Simply creating a Calendar gets you one with todays date, and as long as that "creation" is taking place on the right hand side of an assignment expression, it has also been stored in a variable.

Calendar calendar = Calendar.getInstance();

As masijade said, this is creating a Calendar instance, and its default is the current date/time.. however, the Calendar object doesn't have an empty constructor like .. JPanel for example

The way to create a Calendar object is to call the STATIC method getInstance() on the Calendar class, this returns back your very own Calendar object you can mess about with

SimpleDateFormat dateFormat = new SimpleDateFormat("dd/MM/yyyy");

This is creating a SimpleDateFormat class, this class is used for parsing java.util.Date into Strings and vica versa .. here, it is using "dd/MM/yyyy"

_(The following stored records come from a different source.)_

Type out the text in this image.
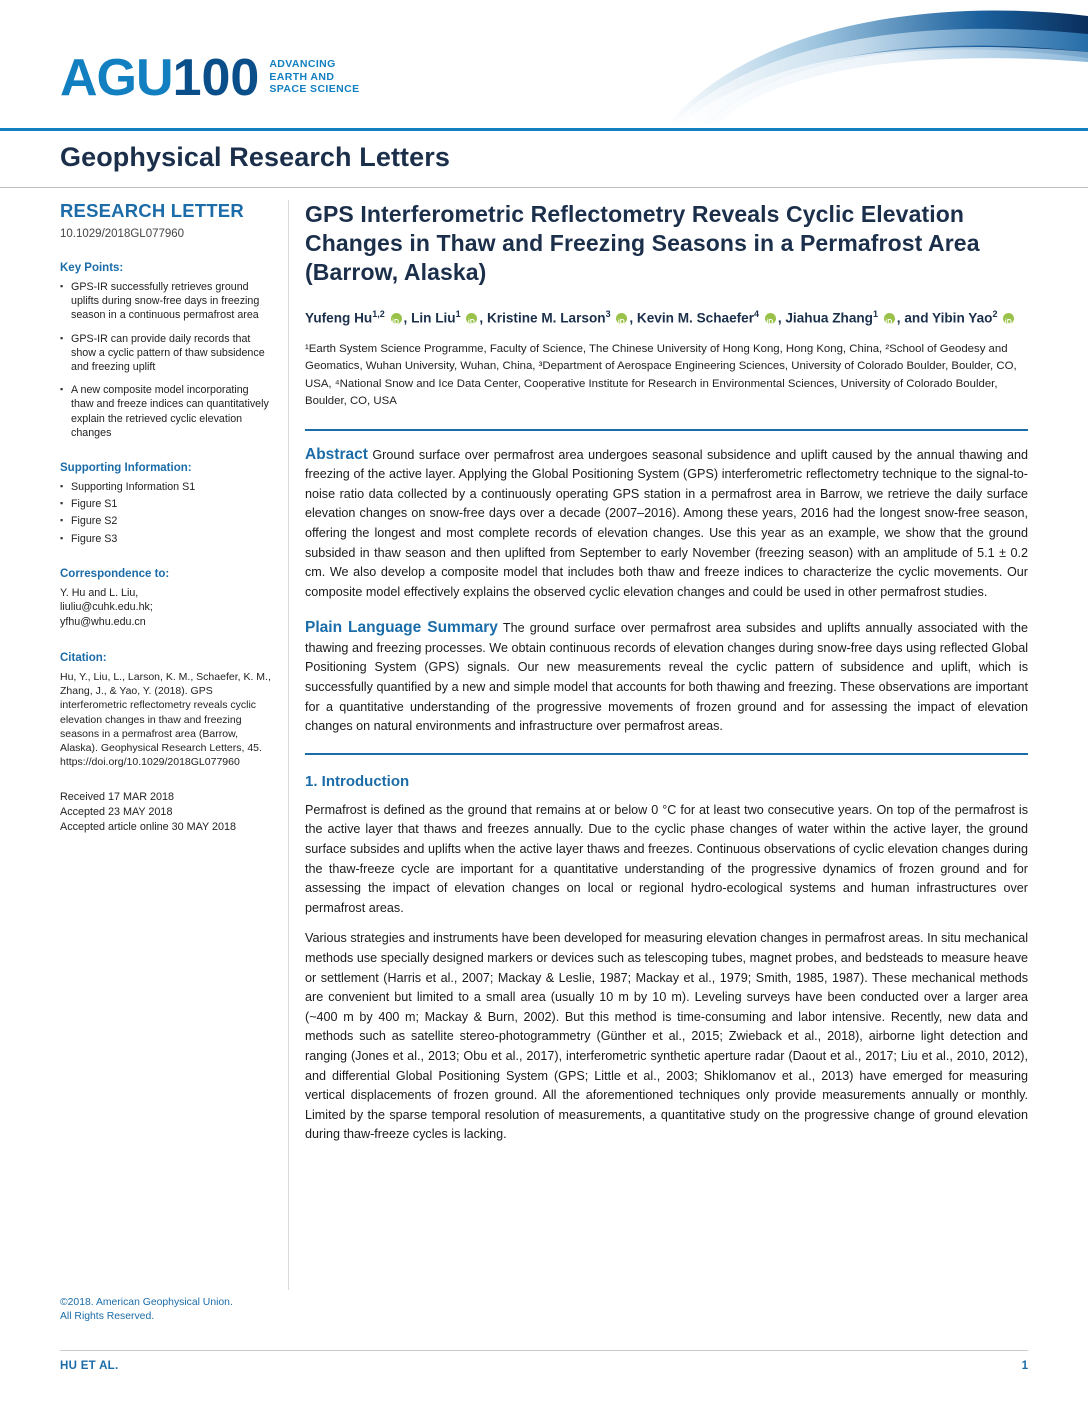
AGU 100 ADVANCING
EARTH AND
SPACE SCIENCE
Geophysical Research Letters
RESEARCH LETTER
10.1029/2018GL077960
Key Points:
▪ GPS-IR successfully retrieves ground uplifts during snow-free days in freezing season in a continuous permafrost area
▪ GPS-IR can provide daily records that show a cyclic pattern of thaw subsidence and freezing uplift
▪ A new composite model incorporating thaw and freeze indices can quantitatively explain the retrieved cyclic elevation changes
Supporting Information:
▪ Supporting Information S1
▪ Figure S1
▪ Figure S2
▪ Figure S3
Correspondence to:
Y. Hu and L. Liu,
liuliu@cuhk.edu.hk;
yfhu@whu.edu.cn
Citation:
Hu, Y., Liu, L., Larson, K. M., Schaefer, K. M., Zhang, J., & Yao, Y. (2018). GPS interferometric reflectometry reveals cyclic elevation changes in thaw and freezing seasons in a permafrost area (Barrow, Alaska). Geophysical Research Letters, 45. https://doi.org/10.1029/2018GL077960
Received 17 MAR 2018
Accepted 23 MAY 2018
Accepted article online 30 MAY 2018
©2018. American Geophysical Union.
All Rights Reserved.
GPS Interferometric Reflectometry Reveals Cyclic Elevation Changes in Thaw and Freezing Seasons in a Permafrost Area (Barrow, Alaska)
Yufeng Hu$^{1,2}$ iD , Lin Liu$^1$ iD , Kristine M. Larson$^3$ iD , Kevin M. Schaefer$^4$ iD , Jiahua Zhang$^1$ iD , and Yibin Yao$^2$ iD
¹Earth System Science Programme, Faculty of Science, The Chinese University of Hong Kong, Hong Kong, China, ²School of Geodesy and Geomatics, Wuhan University, Wuhan, China, ³Department of Aerospace Engineering Sciences, University of Colorado Boulder, Boulder, CO, USA, ⁴National Snow and Ice Data Center, Cooperative Institute for Research in Environmental Sciences, University of Colorado Boulder, Boulder, CO, USA
Abstract Ground surface over permafrost area undergoes seasonal subsidence and uplift caused by the annual thawing and freezing of the active layer. Applying the Global Positioning System (GPS) interferometric reflectometry technique to the signal-to-noise ratio data collected by a continuously operating GPS station in a permafrost area in Barrow, we retrieve the daily surface elevation changes on snow-free days over a decade (2007–2016). Among these years, 2016 had the longest snow-free season, offering the longest and most complete records of elevation changes. Use this year as an example, we show that the ground subsided in thaw season and then uplifted from September to early November (freezing season) with an amplitude of 5.1 ± 0.2 cm. We also develop a composite model that includes both thaw and freeze indices to characterize the cyclic movements. Our composite model effectively explains the observed cyclic elevation changes and could be used in other permafrost studies.
Plain Language Summary The ground surface over permafrost area subsides and uplifts annually associated with the thawing and freezing processes. We obtain continuous records of elevation changes during snow-free days using reflected Global Positioning System (GPS) signals. Our new measurements reveal the cyclic pattern of subsidence and uplift, which is successfully quantified by a new and simple model that accounts for both thawing and freezing. These observations are important for a quantitative understanding of the progressive movements of frozen ground and for assessing the impact of elevation changes on natural environments and infrastructure over permafrost areas.
1. Introduction
Permafrost is defined as the ground that remains at or below 0 °C for at least two consecutive years. On top of the permafrost is the active layer that thaws and freezes annually. Due to the cyclic phase changes of water within the active layer, the ground surface subsides and uplifts when the active layer thaws and freezes. Continuous observations of cyclic elevation changes during the thaw-freeze cycle are important for a quantitative understanding of the progressive dynamics of frozen ground and for assessing the impact of elevation changes on local or regional hydro-ecological systems and human infrastructures over permafrost areas.
Various strategies and instruments have been developed for measuring elevation changes in permafrost areas. In situ mechanical methods use specially designed markers or devices such as telescoping tubes, magnet probes, and bedsteads to measure heave or settlement (Harris et al., 2007; Mackay & Leslie, 1987; Mackay et al., 1979; Smith, 1985, 1987). These mechanical methods are convenient but limited to a small area (usually 10 m by 10 m). Leveling surveys have been conducted over a larger area (~400 m by 400 m; Mackay & Burn, 2002). But this method is time-consuming and labor intensive. Recently, new data and methods such as satellite stereo-photogrammetry (Günther et al., 2015; Zwieback et al., 2018), airborne light detection and ranging (Jones et al., 2013; Obu et al., 2017), interferometric synthetic aperture radar (Daout et al., 2017; Liu et al., 2010, 2012), and differential Global Positioning System (GPS; Little et al., 2003; Shiklomanov et al., 2013) have emerged for measuring vertical displacements of frozen ground. All the aforementioned techniques only provide measurements annually or monthly. Limited by the sparse temporal resolution of measurements, a quantitative study on the progressive change of ground elevation during thaw-freeze cycles is lacking.
HU ET AL.	1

Check this page for the options, you can show times, AM/PM/24hr, months as numbers, names etc - http://java.sun.com/javase/6/docs/api/java/text/SimpleDateFormat.html

System.out.println("Today: " + dateFormat.format(calendar.getTime()));

and Finally, this System.out.println is printing out the java.util.Date it gets from your calendar object 'getTime()' and makes a string formated as 'dd/MM/yyyy'

On your calendar object, you can also do things like 'calender.get(Calendar.HOUR_OF_DAY)' or 'calendar.add(Calendar.HOUR_OF_DAY, -2)' or 'calendar.set(Calendar.HOUR_OF_DAY, 4)'

(works with all the other options, Calendar.MONTH, Calendar.SECOND etc etc)

Its a lovely class really :)

I understand most of that, Just not sure where the actually variable is being stored, If i was to add and minus information off the current date, What is the variable I would be using? Or can i simple create a new one with something like

currentDate = System.out.println("Today: " + dateFormat.format(calendar.getTime()));

And then be using currentDate to manipulate the data?

That piece of code won't compile given that the println method of PrintStream returns void.

Look into some examples which use the Calendar API for adding/subtracting dates/months/years.